Posmakassar – Proses input data hasil formulir C1 pemilihan Walikota dan Wakil Walikota Makassar masih berlangsung di Hotel Clarion hingga pukul 00.30 Wita, Jumat dini hari (29/6/2018).

Data yang berhasil diinput oleh operator baru 1.673 dari 2.670 TPS di Makassar atau 62,66 persen.

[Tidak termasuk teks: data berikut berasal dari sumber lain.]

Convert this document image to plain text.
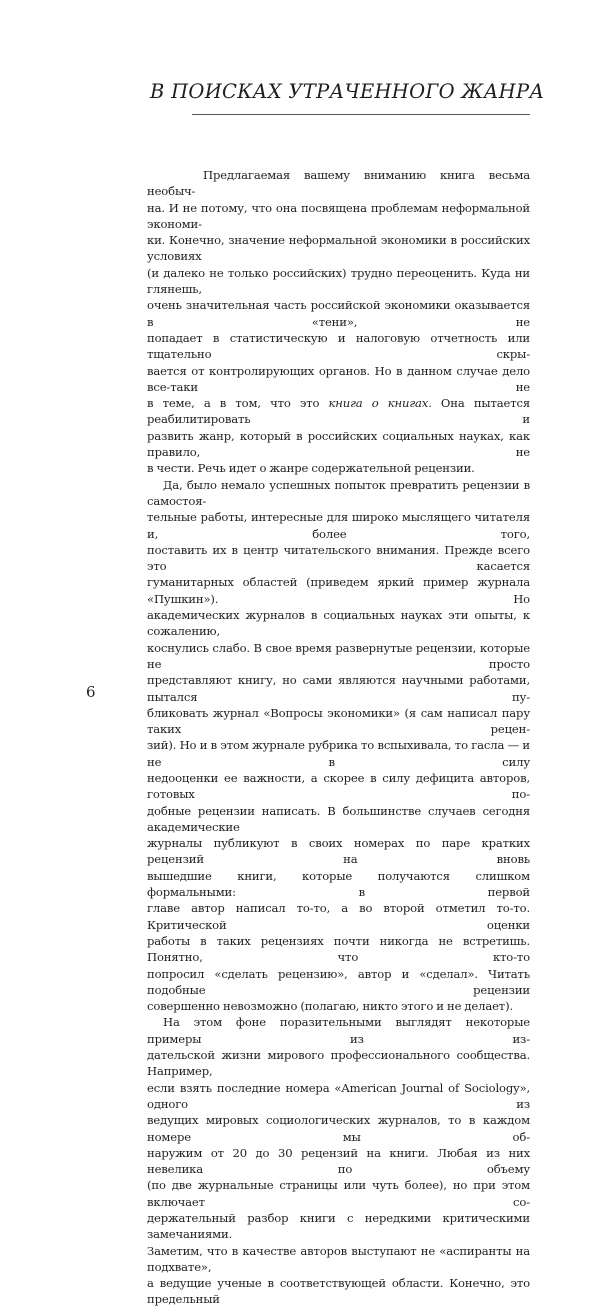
В ПОИСКАХ УТРАЧЕННОГО ЖАНРА

Предлагаемая вашему вниманию книга весьма необыч-

на. И не потому, что она посвящена проблемам неформальной экономи-

ки. Конечно, значение неформальной экономики в российских условиях

(и далеко не только российских) трудно переоценить. Куда ни глянешь,

очень значительная часть российской экономики оказывается в «тени», не

попадает в статистическую и налоговую отчетность или тщательно скры-

вается от контролирующих органов. Но в данном случае дело все-таки не

в теме, а в том, что это книга о книгах. Она пытается реабилитировать и

развить жанр, который в российских социальных науках, как правило, не

в чести. Речь идет о жанре содержательной рецензии.

Да, было немало успешных попыток превратить рецензии в самостоя-

тельные работы, интересные для широко мыслящего читателя и, более того,

поставить их в центр читательского внимания. Прежде всего это касается

гуманитарных областей (приведем яркий пример журнала «Пушкин»). Но

академических журналов в социальных науках эти опыты, к сожалению,

коснулись слабо. В свое время развернутые рецензии, которые не просто

представляют книгу, но сами являются научными работами, пытался пу-

бликовать журнал «Вопросы экономики» (я сам написал пару таких рецен-

зий). Но и в этом журнале рубрика то вспыхивала, то гасла — и не в силу

недооценки ее важности, а скорее в силу дефицита авторов, готовых по-

добные рецензии написать. В большинстве случаев сегодня академические

журналы публикуют в своих номерах по паре кратких рецензий на вновь

вышедшие книги, которые получаются слишком формальными: в первой

главе автор написал то-то, а во второй отметил то-то. Критической оценки

работы в таких рецензиях почти никогда не встретишь. Понятно, что кто-то

попросил «сделать рецензию», автор и «сделал». Читать подобные рецензии

совершенно невозможно (полагаю, никто этого и не делает).

На этом фоне поразительными выглядят некоторые примеры из из-

дательской жизни мирового профессионального сообщества. Например,

если взять последние номера «American Journal of Sociology», одного из

ведущих мировых социологических журналов, то в каждом номере мы об-

наружим от 20 до 30 рецензий на книги. Любая из них невелика по объему

(по две журнальные страницы или чуть более), но при этом включает со-

держательный разбор книги с нередкими критическими замечаниями.

Заметим, что в качестве авторов выступают не «аспиранты на подхвате»,

а ведущие ученые в соответствующей области. Конечно, это предельный

6
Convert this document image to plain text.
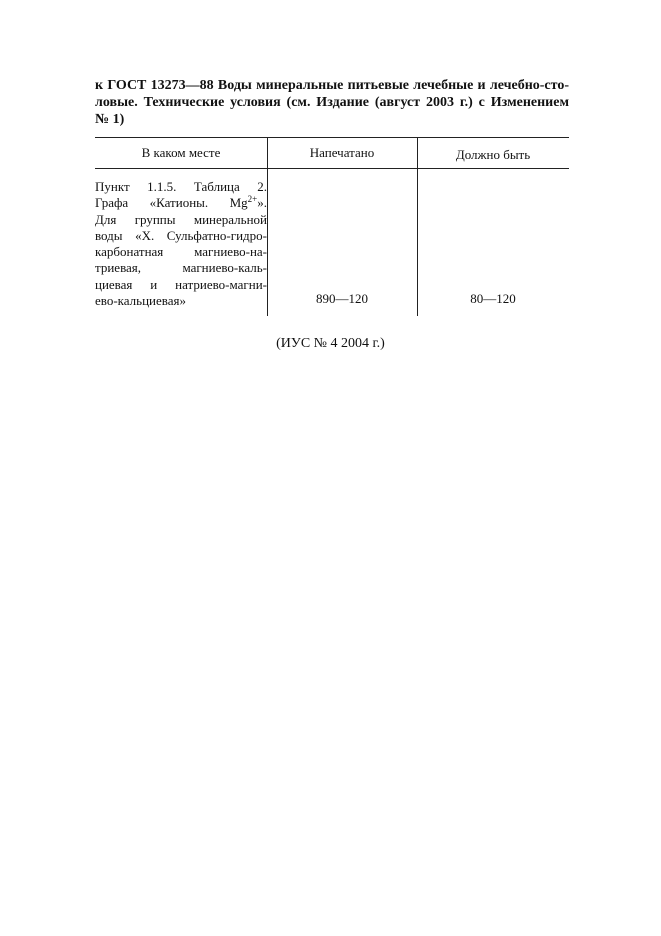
к ГОСТ 13273—88 Воды минеральные питьевые лечебные и лечебно-сто-
ловые. Технические условия (см. Издание (август 2003 г.) с Изменением
№ 1)
В каком месте	Напечатано	Должно быть
Пункт 1.1.5. Таблица 2.
Графа «Катионы. $Mg^{2+}$».
Для группы минеральной
воды «X. Сульфатно-гидро-
карбонатная магниево-на-
триевая, магниево-каль-
циевая и натриево-магни-
ево-кальциевая»	890—120	80—120
(ИУС № 4 2004 г.)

Dari data itu, tampak kotak kosong unggul sementara dalam penghitungan langsung atau real count KPU di Pilwalkot Makassar tahun 2018.Kolom kosong unggul dengan perolehan 184.931 suara (53,18%). Sementara pasangan calon tunggal, Munafri Arifuddin-Andi Rachmatika Dewi sebanyak 162.826 suara (46,82%).

Anggota KPU Makassar, Rahma Saiyed mengakui, khusus Makassar ada keterlambatan karena faktor cuaca dan sumber daya manusia.

“Kendalanya faktor alam dan sumber daya manusia. Teman KPPS banyak memasukkan C1-nya ke kotak suara karena kondisi cuaca kemarin hujan, dikhawatirkan kalau tidak memasukkan ke dalam kotak bisa basah atau rusak, untuk mengamankan saja,” katanya, Kamis 28 Juni.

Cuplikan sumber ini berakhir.